Этот парень развращает мои мысли. Он вторгается в мои мысли.

Я думаю, как Стерлинг выглядел всего несколько минут назад, сидя на нашем диване. Он выделяется в своих выцветших джинсах и темно-серой майке с длинным рукавом — идеальное сочетание с глазами. Этот парень сексуален, даже не пытаясь быть сексуальным. Она просто сочится от него, как феромон, привлекая любую возбужденную самку в радиусе пяти миль. Сегодня вечером я, похоже, стала этой девушкой.

— Это ласточка… его татуировка. — Говорю я ей. — Ой! — Пламя спички догорает до кончика моего пальца, и я задуваю то, что от нее осталось, желая, чтобы загорелось мое платье, чтобы у меня был повод сбегать наверх и переодеться. Не поймите меня неправильно. У моей мамы отличный вкус в том, что молодо и модно, нет ничего постыдно отвратительного, особенно когда она заботится о том, чтобы я в итоге нашла себе подходящего мистера, ну, ее мнение о подходящем мистере. Платье красное, короткое, с бретельками-спагетти, облегающий крой гарантированно выставит напоказ все мои достоинства. Это не коктейльное платье, а больше похоже на то, что Кира надела бы на вечеринку в выходные. Моя мама купила украшения и туфли на каблуках.

Каблуки меня убивают, и мой шрам виден, что означает, что я практически голая. Моя мама продолжает:

— Мне все равно, что это за татуировка. Это заставляет его выглядеть так, будто он происходит из белых отбросов, а не из семьи, которая благословила ребят. Я никогда не понимала таких людей, как он. — Я могу в это поверить. — Неблагодарный. Он явно на что-то подсел. Это видно по его глазам. Я не хочу, чтобы ты с ним разговаривала. Улыбайся и будь вежлива, но следи за серебром… Я слышала, что наркоманы закладывают его, чтобы заплатить за свою очередную наркоту.

Она откупоривает новую бутылку вина, давая ему подышать.

— Мама… ты слишком остро реагируешь.

Смирись или уходи. Это так просто. Ладно, возможно, она не слишком остро реагирует, но ей не нужно это знать.

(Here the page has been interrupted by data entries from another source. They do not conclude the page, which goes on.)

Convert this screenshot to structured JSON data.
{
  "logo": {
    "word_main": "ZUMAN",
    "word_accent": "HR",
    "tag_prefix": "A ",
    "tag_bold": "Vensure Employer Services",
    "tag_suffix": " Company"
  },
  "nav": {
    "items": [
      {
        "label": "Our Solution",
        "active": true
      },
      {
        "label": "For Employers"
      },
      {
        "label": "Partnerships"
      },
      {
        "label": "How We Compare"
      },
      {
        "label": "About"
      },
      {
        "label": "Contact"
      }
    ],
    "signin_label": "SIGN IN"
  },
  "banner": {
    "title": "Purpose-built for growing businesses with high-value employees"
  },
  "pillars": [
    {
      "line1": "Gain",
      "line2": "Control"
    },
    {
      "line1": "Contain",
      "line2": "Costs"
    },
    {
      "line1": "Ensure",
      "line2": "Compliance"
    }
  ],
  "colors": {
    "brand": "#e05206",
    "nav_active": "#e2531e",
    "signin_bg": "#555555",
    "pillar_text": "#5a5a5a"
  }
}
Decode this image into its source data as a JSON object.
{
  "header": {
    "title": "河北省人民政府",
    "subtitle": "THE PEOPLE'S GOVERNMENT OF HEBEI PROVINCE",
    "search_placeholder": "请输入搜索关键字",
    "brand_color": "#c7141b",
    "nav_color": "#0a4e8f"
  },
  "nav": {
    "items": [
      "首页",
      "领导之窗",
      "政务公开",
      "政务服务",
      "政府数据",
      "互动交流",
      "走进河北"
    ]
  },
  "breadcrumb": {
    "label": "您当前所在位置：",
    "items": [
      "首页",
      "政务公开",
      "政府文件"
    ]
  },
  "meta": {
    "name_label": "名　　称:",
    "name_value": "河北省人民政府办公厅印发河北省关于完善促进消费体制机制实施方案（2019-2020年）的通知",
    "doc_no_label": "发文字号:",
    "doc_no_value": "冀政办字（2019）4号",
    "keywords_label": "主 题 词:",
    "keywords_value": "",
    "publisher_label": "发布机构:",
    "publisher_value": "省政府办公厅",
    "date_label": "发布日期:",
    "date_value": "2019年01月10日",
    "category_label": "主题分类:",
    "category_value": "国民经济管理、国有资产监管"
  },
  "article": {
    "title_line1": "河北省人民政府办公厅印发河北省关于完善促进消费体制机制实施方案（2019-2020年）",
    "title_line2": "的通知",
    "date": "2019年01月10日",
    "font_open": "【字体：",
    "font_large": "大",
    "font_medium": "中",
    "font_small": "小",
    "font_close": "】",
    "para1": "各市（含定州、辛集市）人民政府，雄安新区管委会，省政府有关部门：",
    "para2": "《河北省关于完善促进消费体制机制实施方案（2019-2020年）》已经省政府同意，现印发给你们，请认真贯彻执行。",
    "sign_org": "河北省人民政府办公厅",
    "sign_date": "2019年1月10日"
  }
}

— Просто не разговаривай с ним, Виктория, я серьезно. Одному Богу известно, какие неподобающие вещи лезут в голову этому парню, — предупреждает она.

Я содрогаюсь, думая о том, что приходит в голову Стерлингу, но не по тем же причинам, что и моей матери. Она смотрит на меня, ее обеспокоенные глаза сужаются.

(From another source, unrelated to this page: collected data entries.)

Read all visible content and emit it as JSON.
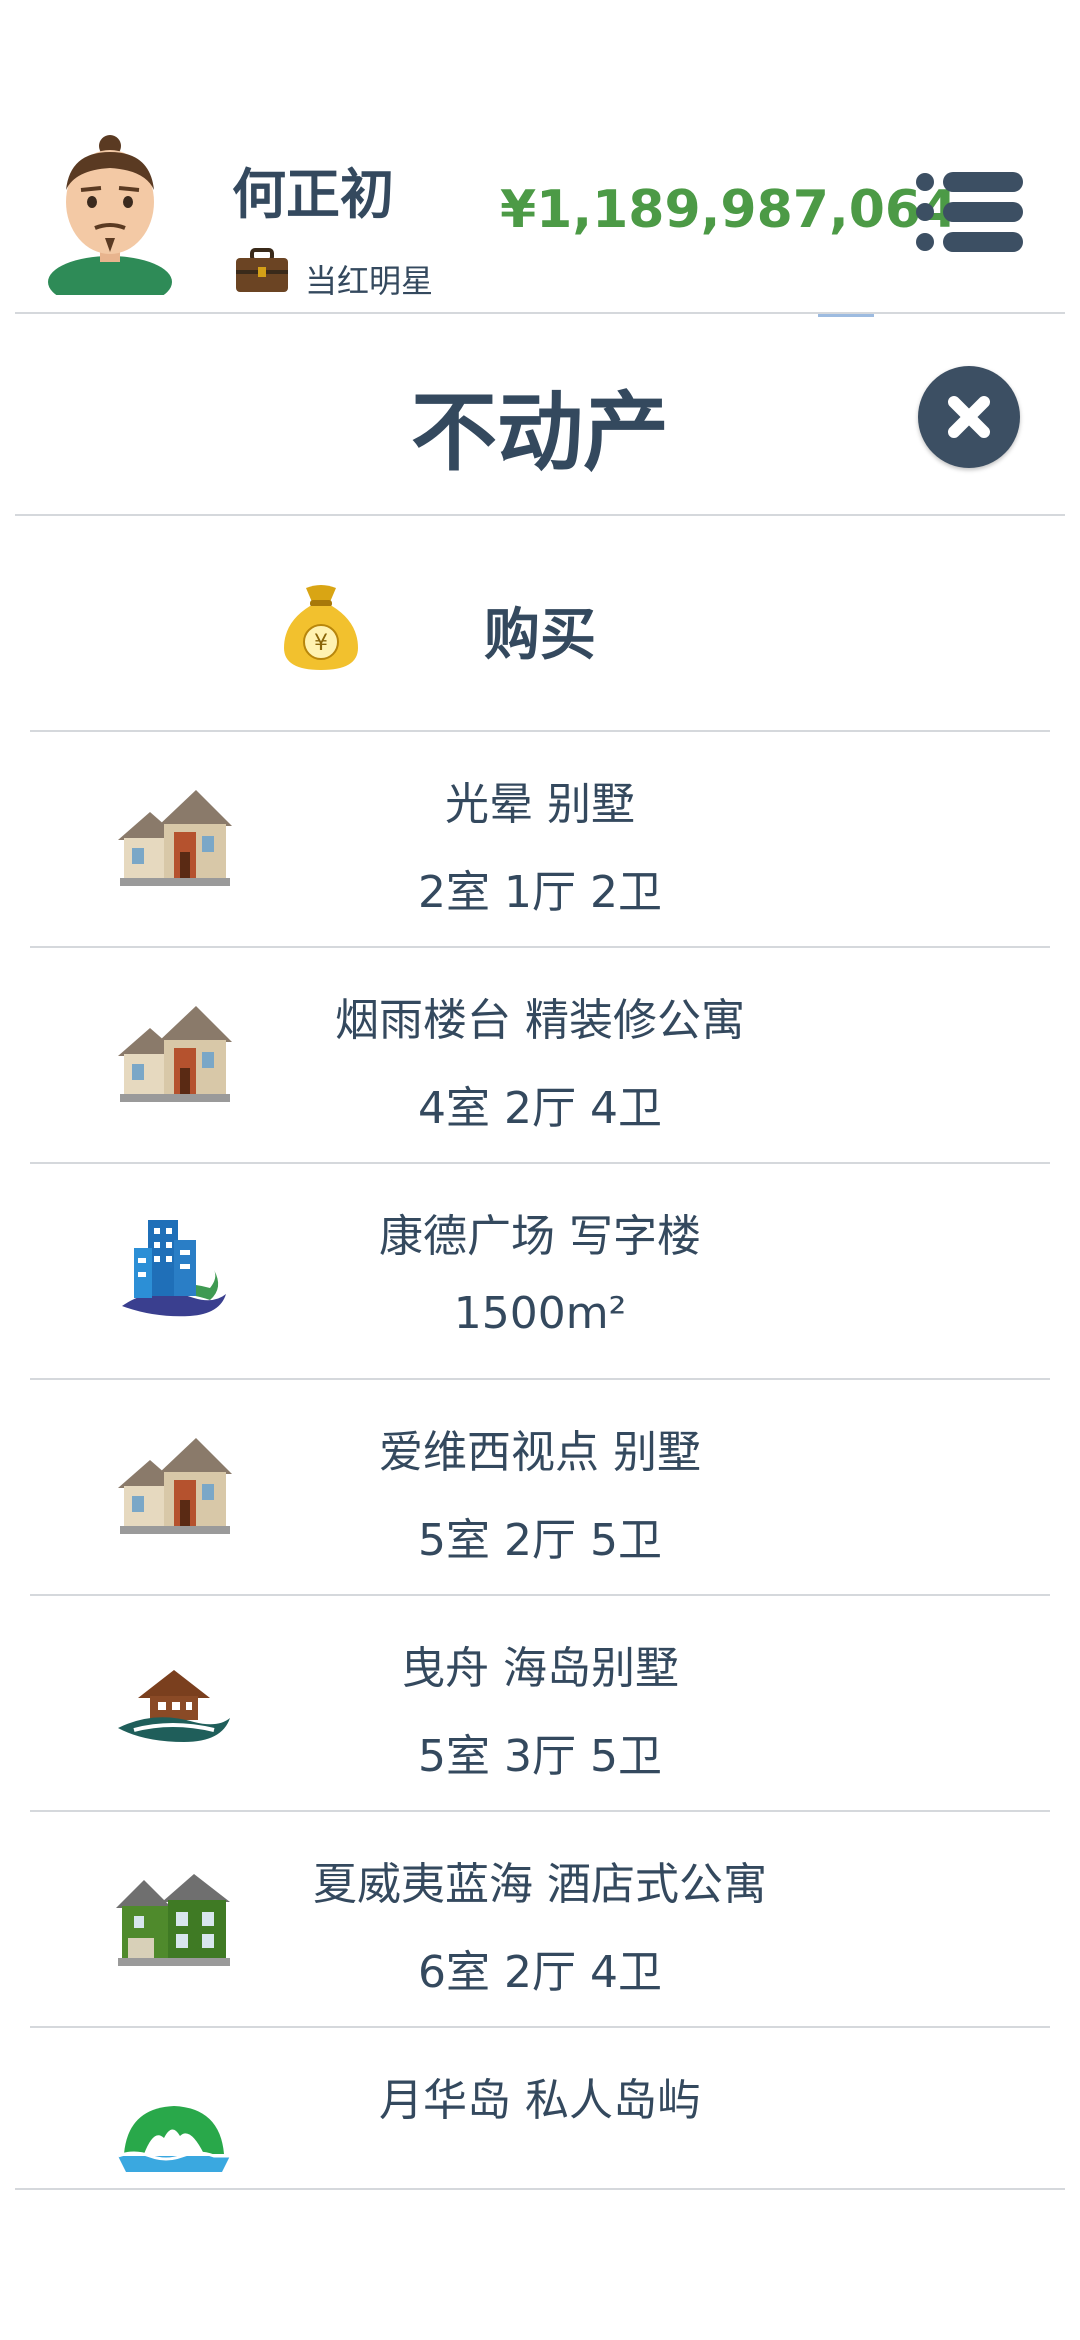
{
  "header": {
    "player_name": "何正初",
    "job": "当红明星",
    "money": "¥1,189,987,064",
    "icons": {
      "avatar": "avatar-man-icon",
      "job": "briefcase-icon",
      "menu": "list-menu-icon"
    }
  },
  "page": {
    "title": "不动产",
    "close_icon": "close-icon"
  },
  "buy": {
    "label": "购买",
    "icon": "money-bag-icon"
  },
  "properties": [
    {
      "name": "光晕 别墅",
      "detail": "2室 1厅 2卫",
      "icon": "house-icon"
    },
    {
      "name": "烟雨楼台 精装修公寓",
      "detail": "4室 2厅 4卫",
      "icon": "house-icon"
    },
    {
      "name": "康德广场 写字楼",
      "detail": "1500m²",
      "icon": "office-building-icon"
    },
    {
      "name": "爱维西视点 别墅",
      "detail": "5室 2厅 5卫",
      "icon": "house-icon"
    },
    {
      "name": "曳舟 海岛别墅",
      "detail": "5室 3厅 5卫",
      "icon": "island-villa-icon"
    },
    {
      "name": "夏威夷蓝海 酒店式公寓",
      "detail": "6室 2厅 4卫",
      "icon": "green-house-icon"
    },
    {
      "name": "月华岛 私人岛屿",
      "detail": "",
      "icon": "private-island-icon"
    }
  ],
  "colors": {
    "text": "#34495e",
    "money": "#4c9a46",
    "close_button": "#3c4f63",
    "divider": "#d5d8dc"
  }
}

— Знаешь, что? Думаю, тебе стоит подняться наверх и переодеться. Было жутко от того, как он смотрел на тебя раньше. — Теперь я не хочу менять платье.

— Если ты не хотела, чтобы я носила это платье, тогда тебе не следовало его покупать, и он не смотрел на меня. У тебя паранойя.

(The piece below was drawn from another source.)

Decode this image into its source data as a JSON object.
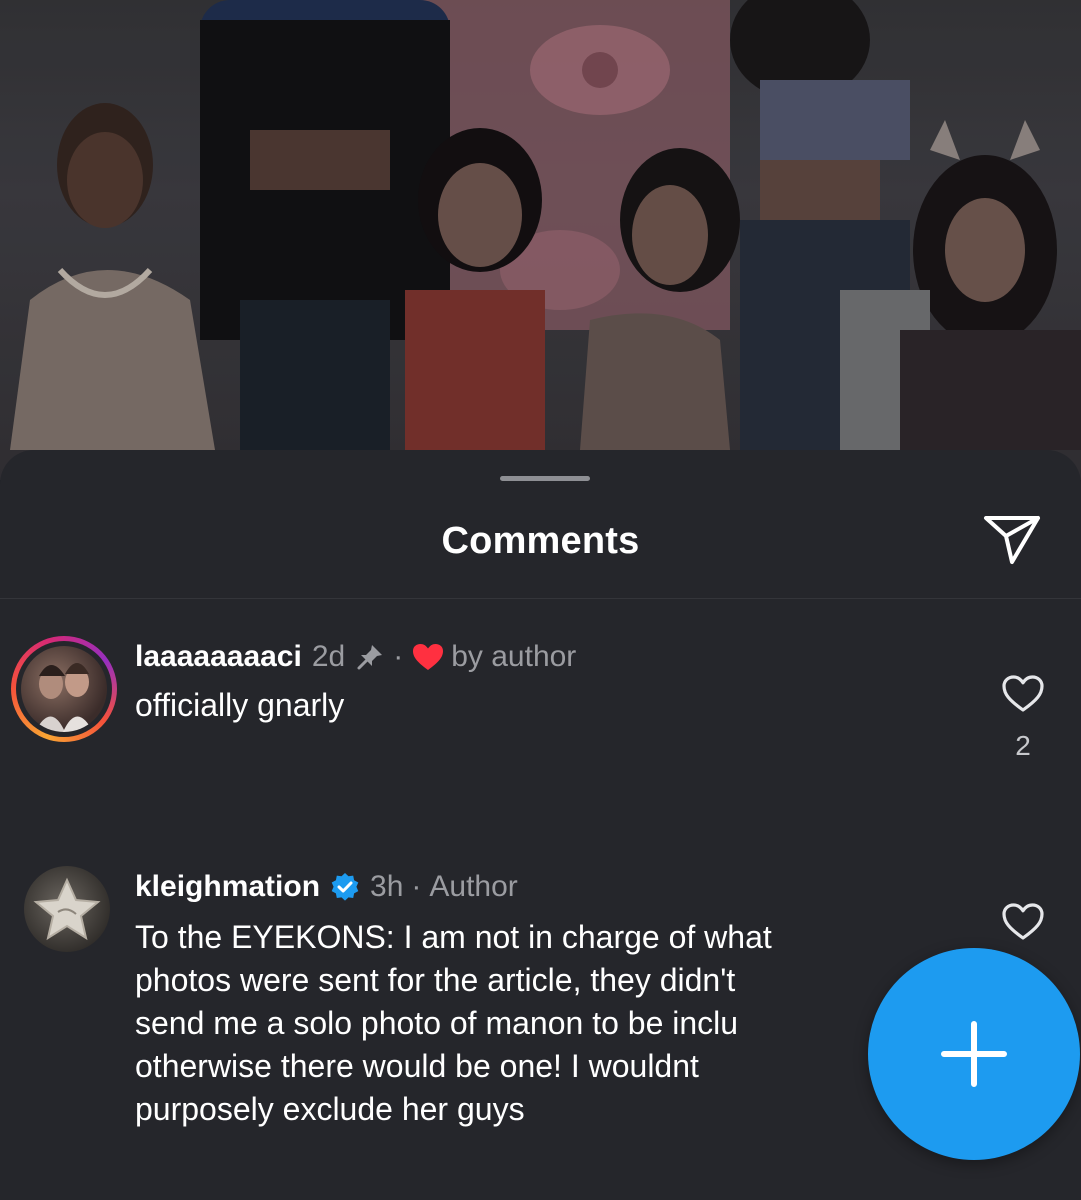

— Меня больше не устраивает, что ты носишь это платье. Не с ним здесь. — Сложив руки на груди, я окинула ее вызывающим взглядом, бросая вызов, чтобы она заставила меня подняться наверх и переодеться.

— О, хорошо, ты права; возможно, это оскорбит семью Колтона, если ты переоденешься сейчас. Просто держись подальше от его кузена, — приказывает она, окидывая меня взглядом. Ее высокие каблуки щелкают по полированному твердому дереву, переходящему в гостиную.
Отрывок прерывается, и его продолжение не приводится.